Now Haiti is an “aid state,” almost totally dependent on foreign governments and institutions, and remittances from the diaspora. Its underdevelopment can be attributed to corruption and geopolitical manipulation.
The long-suffering, but resilient Haitians have been victims of centuries of corrupt dictatorial governments. The fortunate have fled Haiti, contributing to a debilitating brain drain.
The complicity of the colonists and successive French governments have been fundamental to Haiti’s demise, and the US’ neocolonialist role in enforcing debt repayments and the subsequent 19-year annexation of Haiti’s sovereignty is nothing short of diabolical.

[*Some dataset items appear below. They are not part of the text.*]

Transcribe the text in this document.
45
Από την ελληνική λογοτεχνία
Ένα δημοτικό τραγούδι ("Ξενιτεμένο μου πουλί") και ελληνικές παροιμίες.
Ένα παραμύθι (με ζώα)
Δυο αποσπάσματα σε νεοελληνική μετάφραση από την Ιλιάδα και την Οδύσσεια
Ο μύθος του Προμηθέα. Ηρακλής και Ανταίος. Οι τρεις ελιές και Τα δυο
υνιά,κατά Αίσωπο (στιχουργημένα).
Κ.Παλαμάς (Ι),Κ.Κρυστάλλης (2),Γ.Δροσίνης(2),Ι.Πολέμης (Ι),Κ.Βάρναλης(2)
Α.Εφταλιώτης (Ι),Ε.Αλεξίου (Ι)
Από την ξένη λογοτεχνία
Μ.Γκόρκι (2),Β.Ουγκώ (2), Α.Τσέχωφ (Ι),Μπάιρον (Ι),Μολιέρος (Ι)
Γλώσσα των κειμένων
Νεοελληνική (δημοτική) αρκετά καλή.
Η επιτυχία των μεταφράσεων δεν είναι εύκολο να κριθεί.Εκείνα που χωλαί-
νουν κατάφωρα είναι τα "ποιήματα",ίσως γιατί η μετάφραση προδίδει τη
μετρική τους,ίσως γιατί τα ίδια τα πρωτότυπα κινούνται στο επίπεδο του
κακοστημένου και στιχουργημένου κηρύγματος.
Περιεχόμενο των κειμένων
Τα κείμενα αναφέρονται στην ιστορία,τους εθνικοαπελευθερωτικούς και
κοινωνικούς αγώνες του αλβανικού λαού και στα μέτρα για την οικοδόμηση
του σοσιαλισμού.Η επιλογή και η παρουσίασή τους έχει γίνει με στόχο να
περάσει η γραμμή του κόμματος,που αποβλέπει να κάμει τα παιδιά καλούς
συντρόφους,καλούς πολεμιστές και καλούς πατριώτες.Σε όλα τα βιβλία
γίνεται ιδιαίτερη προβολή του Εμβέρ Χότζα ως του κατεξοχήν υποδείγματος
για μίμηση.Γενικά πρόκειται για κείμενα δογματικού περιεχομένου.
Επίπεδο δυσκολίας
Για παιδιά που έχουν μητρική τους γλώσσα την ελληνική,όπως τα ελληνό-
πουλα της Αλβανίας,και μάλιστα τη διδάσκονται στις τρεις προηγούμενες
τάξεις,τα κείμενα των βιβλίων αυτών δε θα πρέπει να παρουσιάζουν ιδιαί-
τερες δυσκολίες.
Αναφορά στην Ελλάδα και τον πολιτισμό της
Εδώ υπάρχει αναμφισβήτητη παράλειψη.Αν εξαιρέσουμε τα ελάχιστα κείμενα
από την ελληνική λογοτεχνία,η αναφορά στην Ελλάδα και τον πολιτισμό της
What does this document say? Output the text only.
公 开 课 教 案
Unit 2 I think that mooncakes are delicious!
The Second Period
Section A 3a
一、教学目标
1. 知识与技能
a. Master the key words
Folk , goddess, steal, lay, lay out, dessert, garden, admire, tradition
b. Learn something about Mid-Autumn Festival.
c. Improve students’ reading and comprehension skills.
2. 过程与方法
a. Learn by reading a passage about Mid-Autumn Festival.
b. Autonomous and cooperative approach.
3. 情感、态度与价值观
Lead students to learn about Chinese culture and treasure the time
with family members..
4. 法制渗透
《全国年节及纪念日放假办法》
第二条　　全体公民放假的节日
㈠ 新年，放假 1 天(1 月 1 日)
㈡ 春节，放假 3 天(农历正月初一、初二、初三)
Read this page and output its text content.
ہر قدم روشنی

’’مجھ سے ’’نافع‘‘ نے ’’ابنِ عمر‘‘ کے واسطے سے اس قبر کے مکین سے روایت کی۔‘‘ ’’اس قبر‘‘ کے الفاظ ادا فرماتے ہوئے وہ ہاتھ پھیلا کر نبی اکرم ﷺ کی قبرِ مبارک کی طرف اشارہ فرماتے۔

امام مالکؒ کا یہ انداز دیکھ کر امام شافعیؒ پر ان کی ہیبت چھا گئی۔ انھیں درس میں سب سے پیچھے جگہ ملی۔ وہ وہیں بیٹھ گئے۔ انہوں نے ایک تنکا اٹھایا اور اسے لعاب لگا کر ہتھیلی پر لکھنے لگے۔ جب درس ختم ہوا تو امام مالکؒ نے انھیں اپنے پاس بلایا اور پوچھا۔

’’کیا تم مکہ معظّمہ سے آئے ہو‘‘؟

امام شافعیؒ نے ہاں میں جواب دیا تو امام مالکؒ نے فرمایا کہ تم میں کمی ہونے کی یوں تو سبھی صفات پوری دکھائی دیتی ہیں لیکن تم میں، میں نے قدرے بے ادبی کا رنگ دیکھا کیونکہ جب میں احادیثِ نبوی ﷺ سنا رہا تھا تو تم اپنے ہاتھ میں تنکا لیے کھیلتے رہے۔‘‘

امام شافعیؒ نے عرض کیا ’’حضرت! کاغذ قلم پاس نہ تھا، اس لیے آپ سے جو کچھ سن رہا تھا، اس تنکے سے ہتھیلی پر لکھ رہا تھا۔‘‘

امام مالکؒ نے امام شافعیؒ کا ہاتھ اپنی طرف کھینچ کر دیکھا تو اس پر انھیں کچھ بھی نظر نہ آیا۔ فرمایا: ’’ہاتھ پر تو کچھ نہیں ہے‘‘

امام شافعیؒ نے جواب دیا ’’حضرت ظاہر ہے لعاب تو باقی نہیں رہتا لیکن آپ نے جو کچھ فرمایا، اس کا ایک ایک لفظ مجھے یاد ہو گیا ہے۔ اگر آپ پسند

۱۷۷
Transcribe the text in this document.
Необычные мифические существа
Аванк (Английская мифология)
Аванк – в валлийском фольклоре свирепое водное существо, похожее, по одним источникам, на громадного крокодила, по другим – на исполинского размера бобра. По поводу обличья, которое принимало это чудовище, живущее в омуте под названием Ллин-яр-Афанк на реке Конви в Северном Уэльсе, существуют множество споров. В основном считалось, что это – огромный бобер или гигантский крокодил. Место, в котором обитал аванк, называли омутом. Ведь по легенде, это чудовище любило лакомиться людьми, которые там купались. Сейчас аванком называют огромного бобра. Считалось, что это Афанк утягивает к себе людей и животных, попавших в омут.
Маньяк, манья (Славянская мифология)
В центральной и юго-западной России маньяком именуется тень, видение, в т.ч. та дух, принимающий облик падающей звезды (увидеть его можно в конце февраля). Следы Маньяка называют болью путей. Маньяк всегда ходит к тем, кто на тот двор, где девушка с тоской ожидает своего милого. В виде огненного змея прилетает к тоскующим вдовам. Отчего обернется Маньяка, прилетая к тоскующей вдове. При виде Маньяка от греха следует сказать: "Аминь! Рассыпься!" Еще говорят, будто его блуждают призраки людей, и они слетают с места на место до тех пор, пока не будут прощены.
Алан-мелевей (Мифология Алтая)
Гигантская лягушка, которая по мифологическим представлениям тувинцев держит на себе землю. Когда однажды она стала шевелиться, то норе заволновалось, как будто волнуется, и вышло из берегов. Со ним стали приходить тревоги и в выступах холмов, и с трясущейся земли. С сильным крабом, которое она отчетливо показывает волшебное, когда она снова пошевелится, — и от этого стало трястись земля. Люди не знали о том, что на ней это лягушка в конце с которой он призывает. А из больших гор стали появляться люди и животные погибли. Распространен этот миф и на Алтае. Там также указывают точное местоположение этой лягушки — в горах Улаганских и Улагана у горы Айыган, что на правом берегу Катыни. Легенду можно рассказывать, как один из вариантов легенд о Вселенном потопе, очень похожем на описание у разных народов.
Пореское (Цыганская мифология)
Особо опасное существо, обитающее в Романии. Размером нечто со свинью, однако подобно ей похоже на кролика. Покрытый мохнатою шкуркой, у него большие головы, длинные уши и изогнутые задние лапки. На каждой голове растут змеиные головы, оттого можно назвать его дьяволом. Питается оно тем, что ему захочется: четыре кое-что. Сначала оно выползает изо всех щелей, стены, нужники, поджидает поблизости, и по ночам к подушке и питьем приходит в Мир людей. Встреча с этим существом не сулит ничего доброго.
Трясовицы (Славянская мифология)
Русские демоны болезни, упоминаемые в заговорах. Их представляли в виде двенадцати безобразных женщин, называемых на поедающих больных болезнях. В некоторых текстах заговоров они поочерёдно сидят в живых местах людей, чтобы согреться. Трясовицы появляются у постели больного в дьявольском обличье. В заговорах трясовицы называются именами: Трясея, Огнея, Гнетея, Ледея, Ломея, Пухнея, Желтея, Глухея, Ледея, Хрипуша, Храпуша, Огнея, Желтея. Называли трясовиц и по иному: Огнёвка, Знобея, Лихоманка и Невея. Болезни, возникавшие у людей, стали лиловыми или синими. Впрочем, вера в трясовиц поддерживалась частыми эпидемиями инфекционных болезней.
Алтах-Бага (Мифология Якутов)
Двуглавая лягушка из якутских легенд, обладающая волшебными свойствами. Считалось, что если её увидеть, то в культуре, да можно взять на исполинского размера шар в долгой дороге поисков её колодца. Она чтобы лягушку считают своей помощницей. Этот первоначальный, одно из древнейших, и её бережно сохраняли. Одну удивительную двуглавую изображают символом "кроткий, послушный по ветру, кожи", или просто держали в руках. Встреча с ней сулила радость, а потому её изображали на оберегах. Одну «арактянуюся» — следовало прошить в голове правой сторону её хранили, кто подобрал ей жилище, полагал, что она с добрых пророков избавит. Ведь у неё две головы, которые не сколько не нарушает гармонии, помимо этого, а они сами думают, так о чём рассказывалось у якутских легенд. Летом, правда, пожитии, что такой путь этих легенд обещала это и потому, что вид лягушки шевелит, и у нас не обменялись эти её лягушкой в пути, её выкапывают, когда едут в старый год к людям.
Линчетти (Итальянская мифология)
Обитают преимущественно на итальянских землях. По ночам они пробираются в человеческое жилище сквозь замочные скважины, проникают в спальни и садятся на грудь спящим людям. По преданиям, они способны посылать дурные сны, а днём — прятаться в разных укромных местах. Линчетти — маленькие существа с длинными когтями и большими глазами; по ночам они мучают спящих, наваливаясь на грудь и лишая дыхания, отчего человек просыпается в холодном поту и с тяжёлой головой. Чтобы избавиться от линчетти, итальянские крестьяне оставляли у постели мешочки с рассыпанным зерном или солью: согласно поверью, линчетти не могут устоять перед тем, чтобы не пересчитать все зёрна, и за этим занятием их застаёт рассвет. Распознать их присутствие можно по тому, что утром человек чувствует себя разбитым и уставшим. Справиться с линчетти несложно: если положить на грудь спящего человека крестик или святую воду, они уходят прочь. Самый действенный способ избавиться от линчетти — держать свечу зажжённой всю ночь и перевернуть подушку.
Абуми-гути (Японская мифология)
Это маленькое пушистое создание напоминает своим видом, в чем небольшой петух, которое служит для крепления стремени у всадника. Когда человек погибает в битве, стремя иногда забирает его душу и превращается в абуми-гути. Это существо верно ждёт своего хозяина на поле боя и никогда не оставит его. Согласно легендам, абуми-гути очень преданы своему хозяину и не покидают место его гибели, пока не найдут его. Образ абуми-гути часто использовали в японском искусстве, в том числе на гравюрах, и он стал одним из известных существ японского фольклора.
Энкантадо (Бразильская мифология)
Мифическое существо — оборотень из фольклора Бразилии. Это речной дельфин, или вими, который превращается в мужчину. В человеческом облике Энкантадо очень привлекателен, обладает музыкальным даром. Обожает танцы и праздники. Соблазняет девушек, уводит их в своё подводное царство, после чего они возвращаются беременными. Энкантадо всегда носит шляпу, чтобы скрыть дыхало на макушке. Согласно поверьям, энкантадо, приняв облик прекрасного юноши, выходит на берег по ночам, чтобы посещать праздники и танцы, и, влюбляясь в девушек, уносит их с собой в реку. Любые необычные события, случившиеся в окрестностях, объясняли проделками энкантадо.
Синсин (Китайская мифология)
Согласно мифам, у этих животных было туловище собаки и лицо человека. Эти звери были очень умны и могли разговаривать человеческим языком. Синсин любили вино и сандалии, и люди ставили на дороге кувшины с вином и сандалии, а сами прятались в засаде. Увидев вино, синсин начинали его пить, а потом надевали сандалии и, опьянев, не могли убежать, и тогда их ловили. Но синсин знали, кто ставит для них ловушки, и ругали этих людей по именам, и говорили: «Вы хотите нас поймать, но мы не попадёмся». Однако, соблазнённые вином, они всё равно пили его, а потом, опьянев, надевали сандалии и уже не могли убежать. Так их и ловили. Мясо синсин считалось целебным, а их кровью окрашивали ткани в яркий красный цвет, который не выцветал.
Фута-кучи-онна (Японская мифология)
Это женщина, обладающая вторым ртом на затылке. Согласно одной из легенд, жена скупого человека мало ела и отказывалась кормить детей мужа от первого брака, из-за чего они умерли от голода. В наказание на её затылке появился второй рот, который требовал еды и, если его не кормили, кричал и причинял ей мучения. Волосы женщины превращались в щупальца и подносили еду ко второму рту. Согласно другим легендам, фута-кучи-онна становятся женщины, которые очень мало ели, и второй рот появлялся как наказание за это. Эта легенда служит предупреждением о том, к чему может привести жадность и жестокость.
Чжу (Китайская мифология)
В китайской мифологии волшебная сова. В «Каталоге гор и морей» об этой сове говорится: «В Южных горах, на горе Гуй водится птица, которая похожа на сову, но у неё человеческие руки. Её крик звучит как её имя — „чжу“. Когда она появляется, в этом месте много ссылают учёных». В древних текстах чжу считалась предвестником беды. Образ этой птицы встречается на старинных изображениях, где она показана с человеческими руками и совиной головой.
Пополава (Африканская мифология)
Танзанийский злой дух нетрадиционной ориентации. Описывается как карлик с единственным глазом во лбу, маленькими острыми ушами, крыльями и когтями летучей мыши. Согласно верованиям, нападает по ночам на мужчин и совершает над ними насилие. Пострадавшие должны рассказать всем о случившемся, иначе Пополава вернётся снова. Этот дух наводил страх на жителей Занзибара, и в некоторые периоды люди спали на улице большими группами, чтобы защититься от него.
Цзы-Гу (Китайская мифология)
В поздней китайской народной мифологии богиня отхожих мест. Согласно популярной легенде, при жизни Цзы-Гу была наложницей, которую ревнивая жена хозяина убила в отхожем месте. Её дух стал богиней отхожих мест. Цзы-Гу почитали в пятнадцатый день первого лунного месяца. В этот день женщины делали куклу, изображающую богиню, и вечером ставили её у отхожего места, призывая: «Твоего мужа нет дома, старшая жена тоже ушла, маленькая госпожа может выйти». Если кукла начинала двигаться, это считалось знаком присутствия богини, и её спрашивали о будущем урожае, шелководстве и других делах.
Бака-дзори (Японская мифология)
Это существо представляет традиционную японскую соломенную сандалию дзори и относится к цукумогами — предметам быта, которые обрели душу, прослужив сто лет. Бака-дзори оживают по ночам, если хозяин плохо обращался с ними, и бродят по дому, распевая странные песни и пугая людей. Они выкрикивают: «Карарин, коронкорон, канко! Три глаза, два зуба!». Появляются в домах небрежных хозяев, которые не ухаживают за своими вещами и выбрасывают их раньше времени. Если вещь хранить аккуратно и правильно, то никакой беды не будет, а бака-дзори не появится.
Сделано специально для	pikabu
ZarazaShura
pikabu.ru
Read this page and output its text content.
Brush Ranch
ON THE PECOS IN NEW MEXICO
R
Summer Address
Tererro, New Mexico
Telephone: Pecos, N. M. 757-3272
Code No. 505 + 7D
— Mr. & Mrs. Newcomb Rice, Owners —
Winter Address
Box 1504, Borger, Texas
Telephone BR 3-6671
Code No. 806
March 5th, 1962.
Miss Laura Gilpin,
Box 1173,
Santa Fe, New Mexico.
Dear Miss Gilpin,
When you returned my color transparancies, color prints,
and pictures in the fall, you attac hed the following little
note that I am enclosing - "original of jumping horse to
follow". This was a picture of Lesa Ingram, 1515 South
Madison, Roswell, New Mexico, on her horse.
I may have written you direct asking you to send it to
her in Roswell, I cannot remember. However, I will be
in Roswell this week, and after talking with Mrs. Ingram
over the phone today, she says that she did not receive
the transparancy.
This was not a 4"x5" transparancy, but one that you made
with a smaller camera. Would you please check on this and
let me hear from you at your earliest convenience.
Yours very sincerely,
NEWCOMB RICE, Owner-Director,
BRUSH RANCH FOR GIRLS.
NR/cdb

Many believe that Haiti’s problems were ancestral and self-inflicted, but there is more to this story. The propensity of the US to prop up strongmen contributed over and over to the sad state of Haiti, but do not forget the opportunistic siphoning of aid by the very agencies that collected donations from around the world.
What can be done to fix Haiti? The answer lies in forming a government of integrity and substance without allegiance to any gangs. Eradicating Port-au-Prince of the violence means severing existing ties between gangs, politicians and law enforcement. A robust anti-corruption unit with muscle, a reformed police service and legislative arm is fundamental. Aid must be conditional on showing intent to rebuild a modern nation from the ground up.
Yet above all, Haiti cannot be held to ransom by the US’ whims any longer.
In 2013, I traveled to another area of the island and swam in a sulfur spring in the ocean a few meters from shore. I ate the best seafood I have ever had, prepared by the warmest people I have ever met. For that moment this could have been any stable Caribbean island.
This is the Haiti we need to see, a Haiti where the people can finally prosper in peace.
As Rudder sang: “When there is anguish in Port-au-Prince it is still Africa crying ... the middle passage is gone so how come overcrowded boats still haunt our lives?”
Kenneth Mohammed is a freelance writer, Caribbean analyst and senior adviser at Intelligent Sanctuary.